Les mises à niveau des plateformes motivées par la conformité constituent un catalyseur à court terme de renouvellement des produits et des fournisseurs dans l'ensemble de l'écosystème, notamment en matière de gestion des risques opérationnels, de réponse aux incidents et de protection des fonds des clients. La Banque du Canada a commencé à superviser les FSP en vertu de la RPAA, et les FSP enregistrés font face à des obligations de reporting récurrentes, notamment un rapport annuel dû avant le 31 mars de chaque année (le premier cycle de ce type ayant été souligné par la Banque du Canada début 2026). Cela crée de la place pour des outils et services réglementés intégrés dans les piles de paiement, tels que les preuves de contrôles automatisées, les structures de comptes de protection, la réconciliation et les flux de reporting d'incidents, ainsi que des propositions destinées aux commerçants qui traduisent la conformité en confiance.
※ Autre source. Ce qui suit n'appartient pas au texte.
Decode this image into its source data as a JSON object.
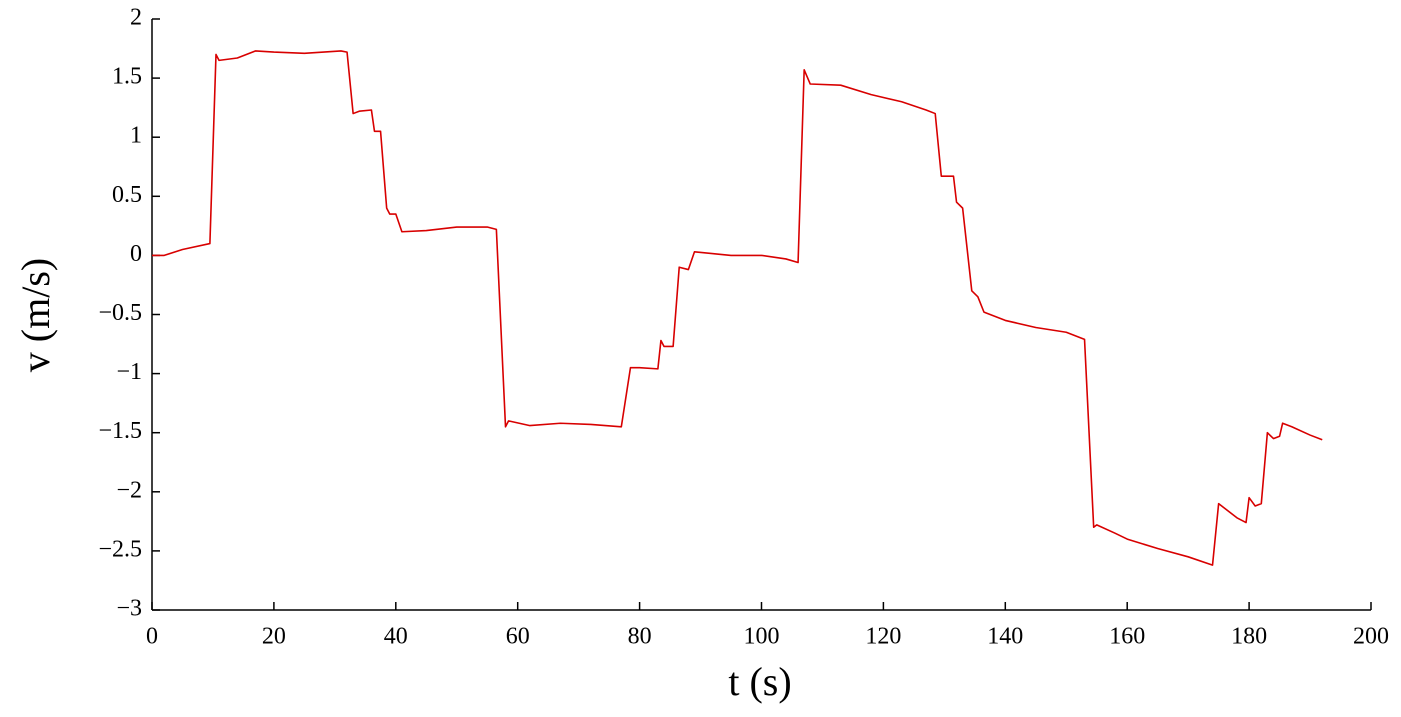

L'interopérabilité et de nouvelles voies d'accès s'étendent également au niveau des rails et des données, permettant des cas d'usage de paiement mobile au-delà de la tokenisation traditionnelle des cartes. Paiements Canada fait progresser le STPR, avec un cadre réglementaire et de règles établi devant entrer en vigueur en 2026, et l'expansion en 2025 de l'éligibilité à l'adhésion à Paiements Canada aux FSP supervisés ouvre une voie pour que davantage d'acteurs non bancaires se connectent à la compensation nationale. Du côté des données, le cadre des services bancaires axés sur le consommateur a progressé grâce à la législation de 2025 et aux activités fédérales ultérieures, avec des règlements proposés publiés en 2026 qui désignent la Banque du Canada comme autorité de surveillance, soutenant des cas d'usage tels que le paiement par virement bancaire et les expériences de portefeuille liées au compte, où la portabilité des données et l'accès API standardisé deviennent opérationnels. Par ailleurs, le gouvernement fédéral fait progresser un cadre politique sur les stablecoins jusqu'en 2026, ce qui ajoute une autre voie de conformité et de produit pour les instruments de monnaie numérique susceptibles de croiser la distribution de portefeuilles et l'acceptation commerçante une fois les règles finalisées.

Développements récents du secteur

  • Juin 2026 : la Gazette du Canada a publié des règlements proposés sur les services bancaires axés sur le consommateur qui désignent la Banque du Canada comme autorité de surveillance du cadre. Cette mesure fait progresser la voie réglementaire vers le partage de données accrédité, un prérequis pour les fonctionnalités de portefeuille liées aux comptes telles que le paiement par virement bancaire, l'agrégation de données financières et l'intégration simplifiée chez les différents fournisseurs.
  • Novembre 2025 : PayPal a lancé son offre d'achat immédiat, paiement différé Pay in 4 au Canada, permettant aux consommateurs de fractionner les achats éligibles en quatre versements sans intérêt dans l'expérience de paiement PayPal. Ce lancement renforce les paiements mobiles à distance orientés vers la conversion pour les commerçants en ajoutant un flux de financement et de remboursement alternatif au sein d'une pile de portefeuille numérique et de paiement grand public.
  • Mars 2024 : PayPal a lancé PayPal Complete Payments pour les petites et moyennes entreprises au Canada, avec la prise en charge des types de paiement par portefeuille, notamment Apple Pay et Google Pay, en plus de l'acceptation des cartes. Cette approche groupée réduit l'effort d'intégration pour les PME et standardise l'acceptation des portefeuilles au sein d'une relation unique avec un fournisseur, soutenant une pénétration plus large des portefeuilles mobiles lors des paiements en ligne et dans les applications.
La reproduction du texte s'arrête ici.